Results: In a univariate Cox model, this test was significantly associated with recurrence-free interval [HR, 1.3 (95% confidence interval, 1.1-1.6); P = 0.006]. In a multivariate model it contributed information independent of age, tumor size, and menopausal status (P = 0.007). The Kaplan-Meier estimates of the proportion of recurrence-free after 10 years were 73%, 86%, and 85% for the high-risk, moderate-risk, and low-risk groups (P = 0.001). The Kaplan-Meier estimates of the breast-cancer-specific-death rate were 23%, 10%, and 9% (P < 0.0001). Exploratory analysis in patients 60 years old showed Kaplan-Meier estimates of the proportion of recurrence-free of 78%, 89%, and 92%. Both high-risk and low-risk groups showed significant improvement on treatment with cytotoxic chemotherapy.
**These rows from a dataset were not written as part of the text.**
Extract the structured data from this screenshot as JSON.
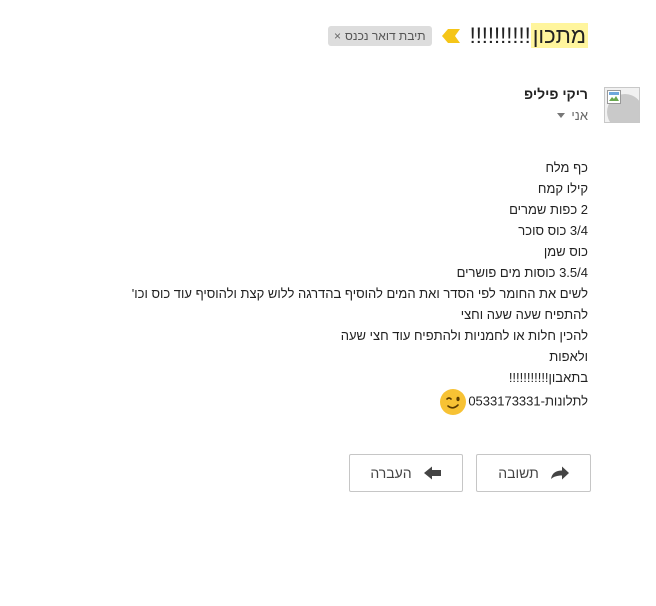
{
  "email": {
    "subject_highlight": "מתכון",
    "subject_rest": "!!!!!!!!!!",
    "label": "תיבת דואר נכנס",
    "label_remove": "×",
    "sender_name": "ריקי פיליפ",
    "recipient": "אני",
    "body_lines": [
      "כף מלח",
      "קילו קמח",
      "2 כפות שמרים",
      "3/4 כוס סוכר",
      "כוס שמן",
      "3.5/4 כוסות מים פושרים",
      "לשים את החומר לפי הסדר ואת המים להוסיף בהדרגה ללוש קצת ולהוסיף עוד כוס וכו'",
      "להתפיח שעה שעה וחצי",
      "להכין חלות או לחמניות ולהתפיח עוד חצי שעה",
      "ולאפות",
      "בתאבון!!!!!!!!!!!",
      "לתלונות-0533173331"
    ]
  },
  "actions": {
    "reply": "תשובה",
    "forward": "העברה"
  },
  "icons": {
    "importance": "importance-marker-icon",
    "reply": "reply-arrow-icon",
    "forward": "forward-arrow-icon",
    "emoji": "wink-emoji-icon",
    "caret": "caret-down-icon"
  },
  "colors": {
    "highlight": "#fff59d",
    "importance": "#f5c518",
    "chip_bg": "#dddddd",
    "emoji": "#f7c234"
  }
}
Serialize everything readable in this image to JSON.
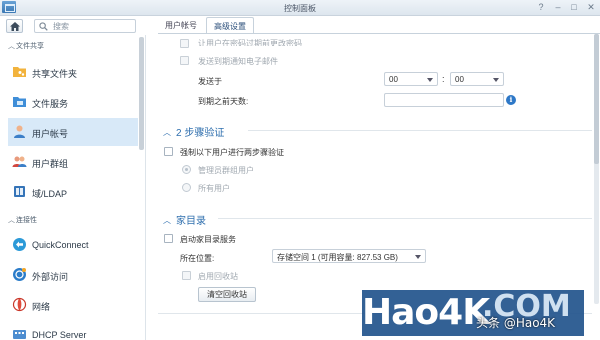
{
  "window": {
    "title": "控制面板"
  },
  "search": {
    "placeholder": "搜索"
  },
  "sidebar": {
    "sections": [
      {
        "label": "文件共享"
      },
      {
        "label": "连接性"
      }
    ],
    "items": [
      {
        "label": "共享文件夹",
        "icon": "shared-folder-icon"
      },
      {
        "label": "文件服务",
        "icon": "file-services-icon"
      },
      {
        "label": "用户帐号",
        "icon": "user-icon",
        "active": true
      },
      {
        "label": "用户群组",
        "icon": "group-icon"
      },
      {
        "label": "域/LDAP",
        "icon": "domain-icon"
      },
      {
        "label": "QuickConnect",
        "icon": "quickconnect-icon"
      },
      {
        "label": "外部访问",
        "icon": "external-access-icon"
      },
      {
        "label": "网络",
        "icon": "network-icon"
      },
      {
        "label": "DHCP Server",
        "icon": "dhcp-icon"
      }
    ]
  },
  "tabs": [
    {
      "label": "用户帐号"
    },
    {
      "label": "高级设置",
      "active": true
    }
  ],
  "content": {
    "top_cut_label": "让用户在密码过期前更改密码",
    "email_notify_label": "发送到期通知电子邮件",
    "send_at_label": "发送于",
    "hour_value": "00",
    "minute_value": "00",
    "colon": ":",
    "days_before_label": "到期之前天数:",
    "info_glyph": "i",
    "two_step": {
      "title": "2 步骤验证",
      "enforce_label": "强制以下用户进行两步骤验证",
      "option_admins": "管理员群组用户",
      "option_all": "所有用户"
    },
    "home": {
      "title": "家目录",
      "enable_label": "启动家目录服务",
      "location_label": "所在位置:",
      "location_value": "存储空间 1 (可用容量:  827.53 GB)",
      "recycle_label": "启用回收站",
      "clear_recycle_button": "清空回收站"
    }
  },
  "watermark": {
    "brand": "Hao4K",
    "tld": ".COM",
    "credit": "头条 @Hao4K"
  }
}
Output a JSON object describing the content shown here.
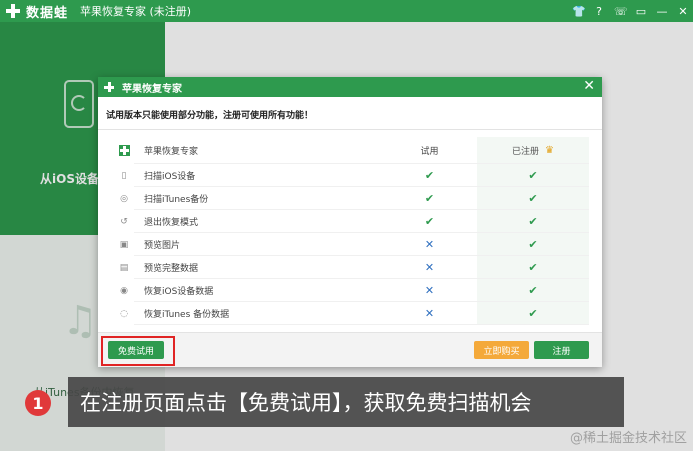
{
  "titlebar": {
    "logo_text": "数据蛙",
    "app_title": "苹果恢复专家 (未注册)",
    "buttons": [
      "👕",
      "?",
      "☏",
      "▭",
      "—",
      "✕"
    ]
  },
  "background": {
    "ios_label": "从iOS设备中",
    "itunes_label": "从iTunes备份中恢复"
  },
  "dialog": {
    "title": "苹果恢复专家",
    "notice": "试用版本只能使用部分功能，注册可使用所有功能！",
    "table": {
      "header": {
        "name": "苹果恢复专家",
        "trial": "试用",
        "registered": "已注册"
      },
      "rows": [
        {
          "icon": "▯",
          "name": "扫描iOS设备",
          "trial": "✔",
          "registered": "✔"
        },
        {
          "icon": "◎",
          "name": "扫描iTunes备份",
          "trial": "✔",
          "registered": "✔"
        },
        {
          "icon": "↺",
          "name": "退出恢复模式",
          "trial": "✔",
          "registered": "✔"
        },
        {
          "icon": "▣",
          "name": "预览图片",
          "trial": "✕",
          "registered": "✔"
        },
        {
          "icon": "▤",
          "name": "预览完整数据",
          "trial": "✕",
          "registered": "✔"
        },
        {
          "icon": "◉",
          "name": "恢复iOS设备数据",
          "trial": "✕",
          "registered": "✔"
        },
        {
          "icon": "◌",
          "name": "恢复iTunes 备份数据",
          "trial": "✕",
          "registered": "✔"
        }
      ]
    },
    "footer": {
      "free_trial": "免费试用",
      "buy_now": "立即购买",
      "register": "注册"
    },
    "close": "✕"
  },
  "caption": {
    "step": "1",
    "text": "在注册页面点击【免费试用】，获取免费扫描机会"
  },
  "watermark": "@稀土掘金技术社区",
  "colors": {
    "brand_green": "#2e9a4e",
    "buy_orange": "#f4a93a",
    "cross_blue": "#2f6fbf",
    "highlight_red": "#e02424"
  }
}
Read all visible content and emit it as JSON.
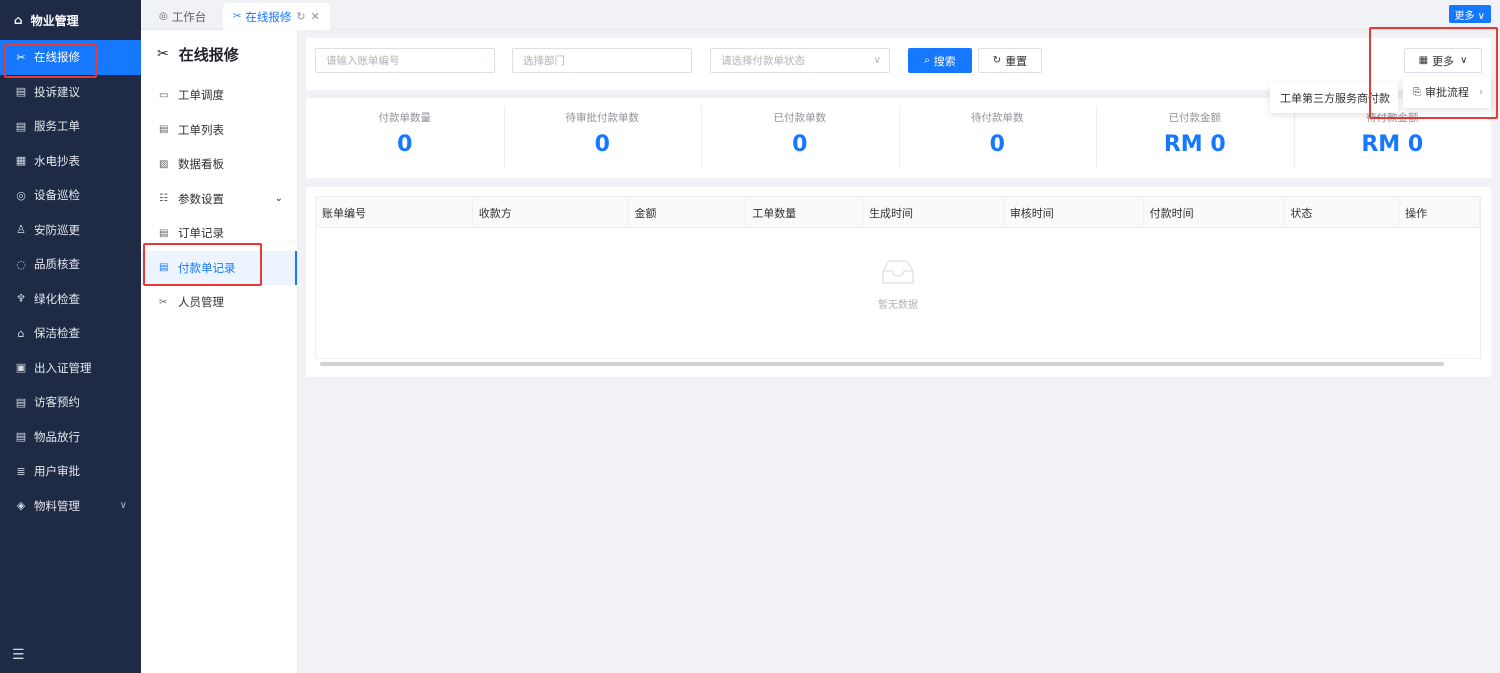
{
  "sidebar": {
    "brand": "物业管理",
    "items": [
      {
        "label": "在线报修",
        "icon": "wrench-icon",
        "glyph": "✂",
        "active": true
      },
      {
        "label": "投诉建议",
        "icon": "message-icon",
        "glyph": "▤"
      },
      {
        "label": "服务工单",
        "icon": "ticket-icon",
        "glyph": "▤"
      },
      {
        "label": "水电抄表",
        "icon": "meter-icon",
        "glyph": "▦"
      },
      {
        "label": "设备巡检",
        "icon": "device-icon",
        "glyph": "◎"
      },
      {
        "label": "安防巡更",
        "icon": "guard-icon",
        "glyph": "♙"
      },
      {
        "label": "品质核查",
        "icon": "shield-icon",
        "glyph": "◌"
      },
      {
        "label": "绿化检查",
        "icon": "plant-icon",
        "glyph": "♆"
      },
      {
        "label": "保洁检查",
        "icon": "clean-icon",
        "glyph": "⌂"
      },
      {
        "label": "出入证管理",
        "icon": "pass-icon",
        "glyph": "▣"
      },
      {
        "label": "访客预约",
        "icon": "visitor-icon",
        "glyph": "▤"
      },
      {
        "label": "物品放行",
        "icon": "goods-icon",
        "glyph": "▤"
      },
      {
        "label": "用户审批",
        "icon": "approve-icon",
        "glyph": "≣"
      },
      {
        "label": "物料管理",
        "icon": "material-icon",
        "glyph": "◈",
        "expandable": true
      }
    ]
  },
  "tabs": [
    {
      "label": "工作台",
      "icon": "dashboard-icon"
    },
    {
      "label": "在线报修",
      "icon": "wrench-icon",
      "active": true
    }
  ],
  "top_more": "更多 ∨",
  "subnav": {
    "title": "在线报修",
    "items": [
      {
        "label": "工单调度",
        "icon": "dispatch-icon",
        "glyph": "▭"
      },
      {
        "label": "工单列表",
        "icon": "list-icon",
        "glyph": "▤"
      },
      {
        "label": "数据看板",
        "icon": "board-icon",
        "glyph": "▨"
      },
      {
        "label": "参数设置",
        "icon": "settings-icon",
        "glyph": "☷",
        "expandable": true
      },
      {
        "label": "订单记录",
        "icon": "order-icon",
        "glyph": "▤"
      },
      {
        "label": "付款单记录",
        "icon": "payment-icon",
        "glyph": "▤",
        "active": true
      },
      {
        "label": "人员管理",
        "icon": "staff-icon",
        "glyph": "✂"
      }
    ]
  },
  "filters": {
    "bill_no_placeholder": "请输入账单编号",
    "dept_placeholder": "选择部门",
    "status_placeholder": "请选择付款单状态",
    "search_label": "搜索",
    "reset_label": "重置",
    "more_label": "更多"
  },
  "stats": [
    {
      "label": "付款单数量",
      "value": "0"
    },
    {
      "label": "待审批付款单数",
      "value": "0"
    },
    {
      "label": "已付款单数",
      "value": "0"
    },
    {
      "label": "待付款单数",
      "value": "0"
    },
    {
      "label": "已付款金额",
      "value": "RM 0"
    },
    {
      "label": "待付款金额",
      "value": "RM 0"
    }
  ],
  "table": {
    "columns": [
      "账单编号",
      "收款方",
      "金额",
      "工单数量",
      "生成时间",
      "审核时间",
      "付款时间",
      "状态",
      "操作"
    ],
    "empty_text": "暂无数据"
  },
  "dropdown": {
    "item": "审批流程",
    "submenu_item": "工单第三方服务商付款"
  },
  "colors": {
    "primary": "#1677ff",
    "sidebar_bg": "#1f2a44",
    "annotation": "#e53935"
  }
}
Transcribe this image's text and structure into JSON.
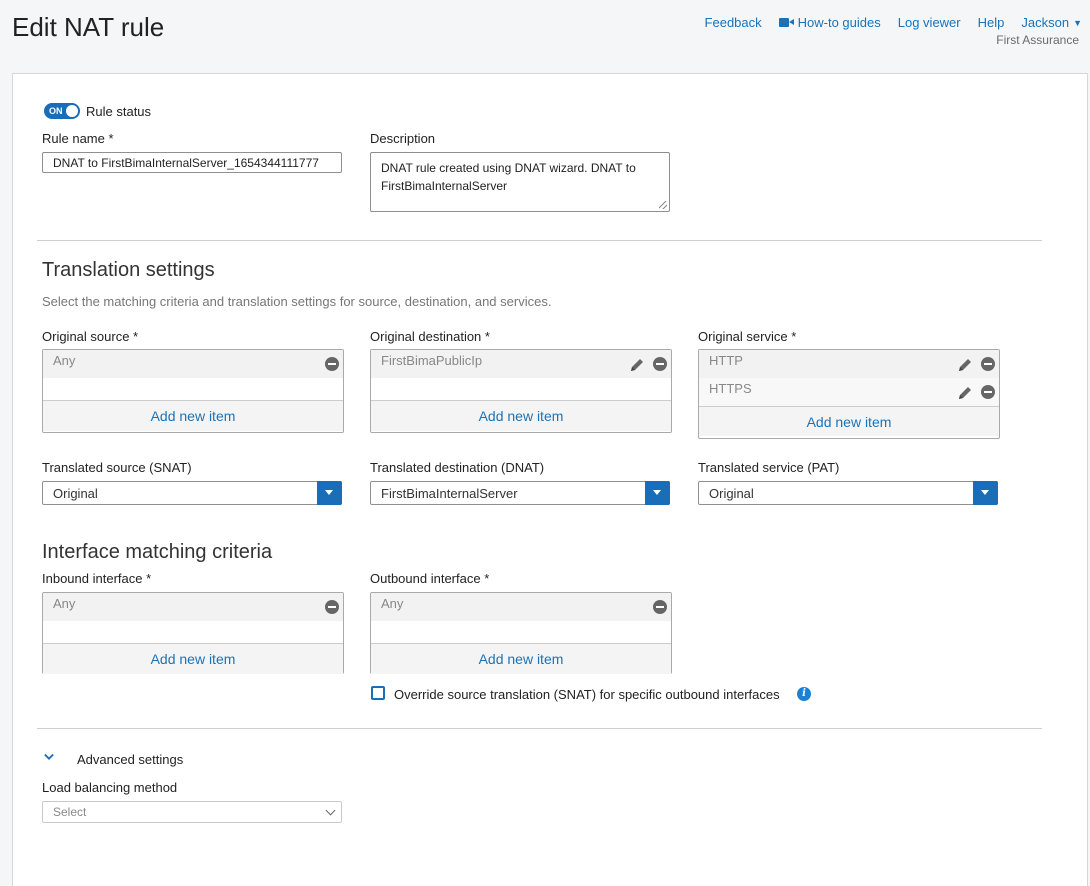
{
  "page": {
    "title": "Edit NAT rule"
  },
  "topnav": {
    "feedback": "Feedback",
    "howto": "How-to guides",
    "logviewer": "Log viewer",
    "help": "Help",
    "user": "Jackson",
    "org": "First Assurance"
  },
  "form": {
    "rule_status_toggle": "ON",
    "rule_status_label": "Rule status",
    "rule_name_label": "Rule name *",
    "rule_name_value": "DNAT to FirstBimaInternalServer_1654344111777",
    "description_label": "Description",
    "description_value": "DNAT rule created using DNAT wizard. DNAT to FirstBimaInternalServer"
  },
  "translation": {
    "title": "Translation settings",
    "hint": "Select the matching criteria and translation settings for source, destination, and services.",
    "orig_source_label": "Original source *",
    "orig_source_items": [
      "Any"
    ],
    "orig_dest_label": "Original destination *",
    "orig_dest_items": [
      "FirstBimaPublicIp"
    ],
    "orig_service_label": "Original service *",
    "orig_service_items": [
      "HTTP",
      "HTTPS"
    ],
    "add_new_item": "Add new item",
    "trans_source_label": "Translated source (SNAT)",
    "trans_source_value": "Original",
    "trans_dest_label": "Translated destination (DNAT)",
    "trans_dest_value": "FirstBimaInternalServer",
    "trans_service_label": "Translated service (PAT)",
    "trans_service_value": "Original"
  },
  "interface": {
    "title": "Interface matching criteria",
    "inbound_label": "Inbound interface *",
    "inbound_items": [
      "Any"
    ],
    "outbound_label": "Outbound interface *",
    "outbound_items": [
      "Any"
    ],
    "add_new_item": "Add new item",
    "override_label": "Override source translation (SNAT) for specific outbound interfaces"
  },
  "advanced": {
    "title": "Advanced settings",
    "lb_label": "Load balancing method",
    "lb_placeholder": "Select"
  }
}
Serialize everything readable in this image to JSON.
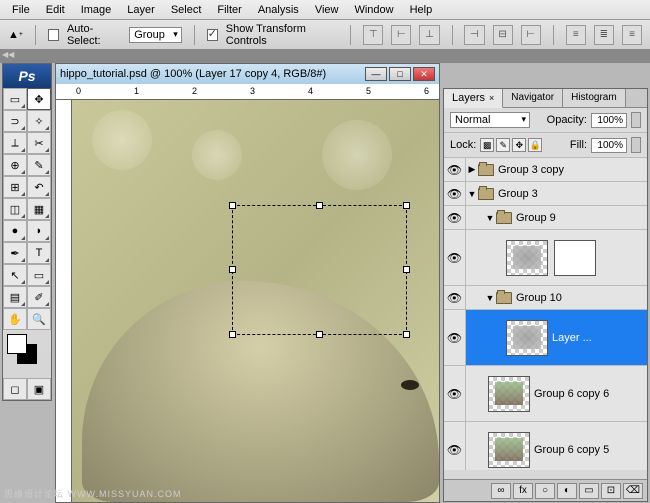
{
  "menu": {
    "items": [
      "File",
      "Edit",
      "Image",
      "Layer",
      "Select",
      "Filter",
      "Analysis",
      "View",
      "Window",
      "Help"
    ]
  },
  "options": {
    "auto_select_label": "Auto-Select:",
    "auto_select_value": "Group",
    "show_transform_label": "Show Transform Controls"
  },
  "document": {
    "title": "hippo_tutorial.psd @ 100% (Layer 17 copy 4, RGB/8#)",
    "ruler_marks": [
      "0",
      "1",
      "2",
      "3",
      "4",
      "5",
      "6"
    ]
  },
  "panels": {
    "tabs": [
      "Layers",
      "Navigator",
      "Histogram"
    ],
    "blend_mode": "Normal",
    "opacity_label": "Opacity:",
    "opacity_value": "100%",
    "lock_label": "Lock:",
    "fill_label": "Fill:",
    "fill_value": "100%"
  },
  "layers": [
    {
      "type": "group",
      "name": "Group 3 copy",
      "visible": true,
      "expanded": false,
      "indent": 0
    },
    {
      "type": "group",
      "name": "Group 3",
      "visible": true,
      "expanded": true,
      "indent": 0
    },
    {
      "type": "group",
      "name": "Group 9",
      "visible": true,
      "expanded": true,
      "indent": 1
    },
    {
      "type": "layer",
      "name": "",
      "visible": true,
      "indent": 2,
      "has_mask": true
    },
    {
      "type": "group",
      "name": "Group 10",
      "visible": true,
      "expanded": true,
      "indent": 1
    },
    {
      "type": "layer",
      "name": "Layer ...",
      "visible": true,
      "indent": 2,
      "selected": true
    },
    {
      "type": "layer",
      "name": "Group 6 copy 6",
      "visible": true,
      "indent": 1
    },
    {
      "type": "layer",
      "name": "Group 6 copy 5",
      "visible": true,
      "indent": 1
    }
  ],
  "footer": {
    "icons": [
      "∞",
      "fx",
      "○",
      "◐",
      "▭",
      "⊡",
      "⌫"
    ]
  },
  "watermark": "思缘设计论坛  WWW.MISSYUAN.COM"
}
Conclusions: Immunohistochemistry using five monoclonal antibodies assigns breast cancer patients to a risk index that was significantly associated with clinical outcome among the estrogen receptor–expressing, node-negative tamoxifen-treated patients. It seems that the test may be able to identify patients who have greater absolute benefit from adjuvant chemotherapy compared with unstratified patient populations. Exploratory analysis suggests that this test will be most useful in clinical decision making for postmenopausal patients.